Business Standard

Short-term Nifty targets in the 9,300 zone

- DEVANGSHU DATTA

The Nifty continued to rule high with one minor correction. However, it has not managed to beat the record high of 9,218, establishe­d on March 17, in the past few sessions. The correction found support at the zone of 9,000-9,050. This is the upper end of the 8,970-9,025 gap establishe­d on March 13. Primary resistance would now be at 9,200-9,250 zone. In terms of closing values, the Nfty has been unable to move beyond 9,160.

The short-term targets would be in the 9,300 zone assuming the trend doesn't breakdown but obviously the 9,218 mark must be beaten first. Every trend-following system would recommend staying long since all trends (short/ medium-term and long-term) seem strongly bullish.
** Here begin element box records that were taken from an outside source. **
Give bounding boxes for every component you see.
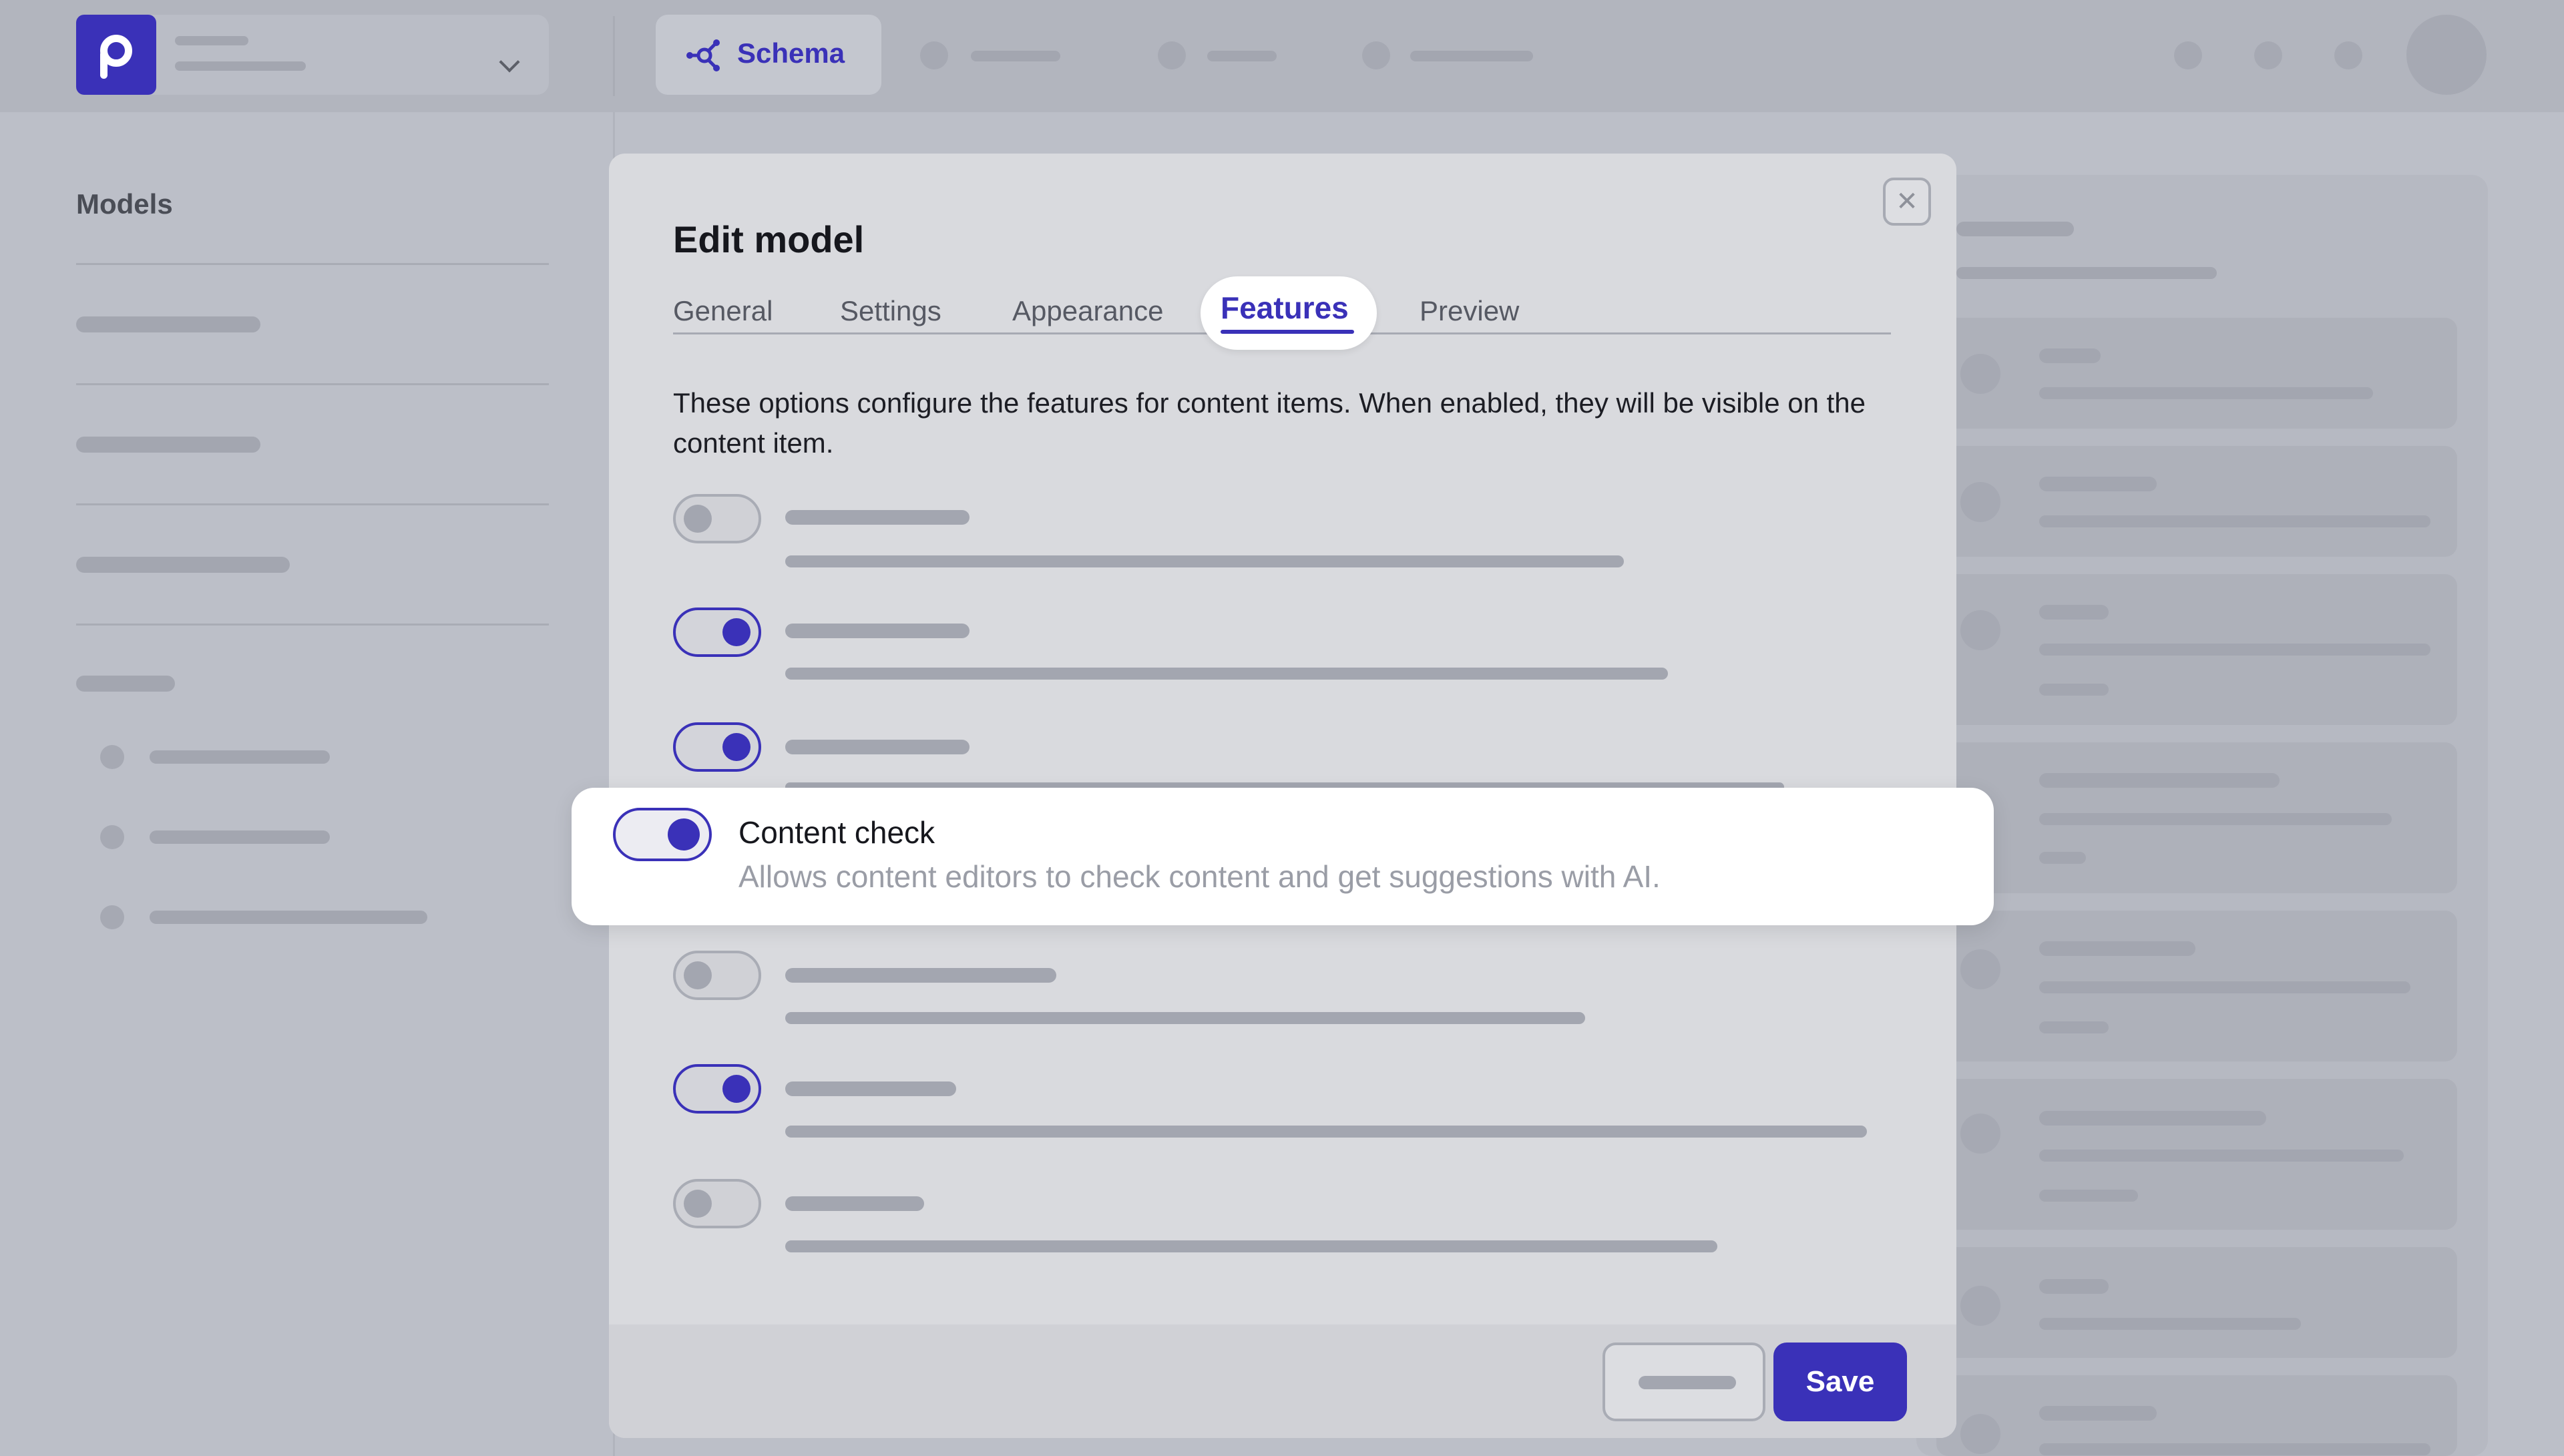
tab-appearance[interactable]: Appearance <box>1012 295 1164 327</box>
feature-title-placeholder <box>785 740 970 754</box>
list-item-subtitle <box>2039 813 2392 825</box>
workspace-subtitle-placeholder <box>175 61 306 71</box>
tab-features[interactable]: Features <box>1221 290 1349 326</box>
close-icon: ✕ <box>1896 187 1918 216</box>
close-button[interactable]: ✕ <box>1883 178 1931 226</box>
list-item-title <box>2039 1279 2109 1294</box>
list-item-subtitle <box>2039 1318 2301 1330</box>
feature-toggle[interactable] <box>673 1179 761 1228</box>
feature-toggle[interactable] <box>673 722 761 772</box>
list-item-meta <box>2039 1021 2109 1033</box>
feature-toggle[interactable] <box>673 1064 761 1114</box>
list-item[interactable] <box>1936 446 2457 557</box>
sidebar-subitem[interactable] <box>150 830 330 844</box>
sidebar-group-label <box>76 676 175 692</box>
feature-title-placeholder <box>785 968 1056 983</box>
nav-icon[interactable] <box>920 41 948 69</box>
sidebar-subitem-icon <box>100 905 124 929</box>
save-button[interactable]: Save <box>1773 1343 1907 1421</box>
list-item-subtitle <box>2039 515 2430 527</box>
feature-desc-placeholder <box>785 555 1624 567</box>
list-item-title <box>2039 477 2157 491</box>
sidebar-item[interactable] <box>76 557 290 573</box>
tab-general[interactable]: General <box>673 295 773 327</box>
brand-logo <box>76 15 156 95</box>
content-check-title: Content check <box>738 815 935 850</box>
feature-desc-placeholder <box>785 668 1668 680</box>
feature-desc-placeholder <box>785 1012 1585 1024</box>
nav-icon[interactable] <box>1158 41 1186 69</box>
list-item-icon <box>1960 354 2000 394</box>
sidebar-subitem-icon <box>100 825 124 849</box>
panel-subtitle-placeholder <box>1956 267 2217 279</box>
list-item[interactable] <box>1936 318 2457 429</box>
avatar[interactable] <box>2406 15 2487 95</box>
nav-label-placeholder[interactable] <box>1410 51 1533 61</box>
list-item-title <box>2039 605 2109 620</box>
workspace-name-placeholder <box>175 36 248 45</box>
sidebar-divider <box>76 383 549 385</box>
nav-label-placeholder[interactable] <box>1207 51 1277 61</box>
sidebar-divider <box>76 503 549 505</box>
nav-label-placeholder[interactable] <box>971 51 1060 61</box>
list-item-icon <box>1960 482 2000 522</box>
feature-toggle[interactable] <box>673 951 761 1000</box>
sidebar-subitem-icon <box>100 745 124 769</box>
sidebar-subitem[interactable] <box>150 750 330 764</box>
content-check-toggle[interactable] <box>613 808 712 861</box>
list-item-subtitle <box>2039 1150 2404 1162</box>
sidebar-title: Models <box>76 188 173 220</box>
list-item-icon <box>1960 1286 2000 1326</box>
settings-icon[interactable] <box>2334 41 2362 69</box>
panel-title-placeholder <box>1956 222 2074 236</box>
feature-desc-placeholder <box>785 1240 1717 1252</box>
list-item-title <box>2039 1111 2266 1126</box>
list-item-meta <box>2039 684 2109 696</box>
sidebar-divider <box>76 263 549 265</box>
dialog-title: Edit model <box>673 218 865 260</box>
list-item-icon <box>1960 1114 2000 1154</box>
sidebar-item[interactable] <box>76 437 260 453</box>
features-description: These options configure the features for… <box>673 387 1866 459</box>
sidebar-subitem[interactable] <box>150 911 427 924</box>
active-tab-indicator <box>1221 330 1354 334</box>
list-item-subtitle <box>2039 1443 2430 1455</box>
sidebar-item[interactable] <box>76 316 260 332</box>
list-item-subtitle <box>2039 644 2430 656</box>
list-item-title <box>2039 773 2280 788</box>
cancel-button[interactable] <box>1602 1343 1765 1421</box>
list-item-title <box>2039 1406 2157 1421</box>
list-item-meta <box>2039 1190 2138 1202</box>
list-item-meta <box>2039 852 2086 864</box>
content-check-description: Allows content editors to check content … <box>738 859 1661 894</box>
list-item[interactable] <box>1936 1247 2457 1358</box>
feature-title-placeholder <box>785 1081 956 1096</box>
list-item-subtitle <box>2039 981 2410 993</box>
feature-desc-placeholder <box>785 1126 1867 1138</box>
list-item-icon <box>1960 1414 2000 1454</box>
sidebar-divider <box>76 624 549 626</box>
nav-icon[interactable] <box>1362 41 1390 69</box>
feature-title-placeholder <box>785 1196 924 1211</box>
feature-title-placeholder <box>785 510 970 525</box>
list-item-title <box>2039 348 2101 363</box>
notifications-icon[interactable] <box>2254 41 2282 69</box>
list-item-title <box>2039 941 2195 956</box>
feature-toggle[interactable] <box>673 608 761 657</box>
feature-toggle[interactable] <box>673 494 761 543</box>
tab-preview[interactable]: Preview <box>1420 295 1519 327</box>
tab-settings[interactable]: Settings <box>840 295 941 327</box>
list-item-icon <box>1960 949 2000 989</box>
content-check-feature-card <box>572 788 1994 925</box>
top-divider <box>613 16 615 96</box>
nav-tab-schema-label: Schema <box>737 37 845 69</box>
feature-title-placeholder <box>785 624 970 638</box>
list-item-icon <box>1960 610 2000 650</box>
schema-icon <box>686 39 720 71</box>
list-item-subtitle <box>2039 387 2373 399</box>
help-icon[interactable] <box>2174 41 2202 69</box>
However, there could be sharp correction­s from these levels and those might occur on any sort of adverse news on either global or domestic front. The foreign portfolio investors (FPIs) have bought rupee assets in massive quantities through this settlement with over ~24,000 crore of net equity buying in March. Hence, anything that leads to a change in their assessment could trigger a sell off. Domestic institutio­ns have done substantia­l selling in March but retail attitude is highly positive. The FPI buying has pushed the dollar down to below ~65/dollar levels.

The Nifty Bank is trending at about 21,400 now and it hit a new all-time high on Tuesday. If past relationsh­ips hold, the Nifty itself will also move to a new high soon since the financial index generally front-runs the Nifty slightly.

A long Nifty Bank (April 27) 20,800p (114), and long (April 27), 22,000c (118), costs roughly 232. This is near zero-delta and three big trending sessions in the next month would send either end of this long strangle into profit. A short (April 6) 20,800p (19) and short (April 6) 22,000c (22) could reduce the cost of the position by 41odd without increasing risks.

News triggers on the global front will include Brexit, President Trump's attempts to pass new legislatio­n and also political developmen­ts in France and Germany where elections are due this year. On the domestic front, GST is a possible trigger and other things could erupt, since Parliament is in session.

The VIX is under-pricing volatility and intra-day movements (the high-low spread) are unusually low. Forex traders should also be eyeing long dollar-rupee positions now because the dollar will strengthen if there are a couple of sessions of FII selling.

The April Nifty call chain has peak open interest (OI) at 9,500c, and high OI at every strike until 10,000c. The April put chain has very high OI at every strike down to 8,000p, with peaks at 9,000p, 8,800p and 8,500p.

The Nifty is at about 9,145. A long April 9,300c (59), short 9,400c (31) costs 28 and pays a maximum of 72. This is about 155 points from money. A long April 9,000p (55), short 8,900p (35) costs 20 and this is about 145 points from money. It could pay 80. A combinatio­n of these two spreads cost 48 and the breakevens are at 8,952, 9,348, with maximum payoff of 52 only.

It may be worth selling the short 9,100p (85) and the short 9,200c (101) for two sessions. If the settlement goes through without much change, these shorts could be squared for some gain. Obviously there is some risk in short-sells this close to money.

Any trend following system would suggest staying long in the Nifty futures, with a trailing stop set at about 120 points below the entry point. Given the strong uptrend, be wary of taking a bearish view until and unless the index drops, combined to marketwide negative advance-declines ratio, and strong volumes in the stocks which lose ground.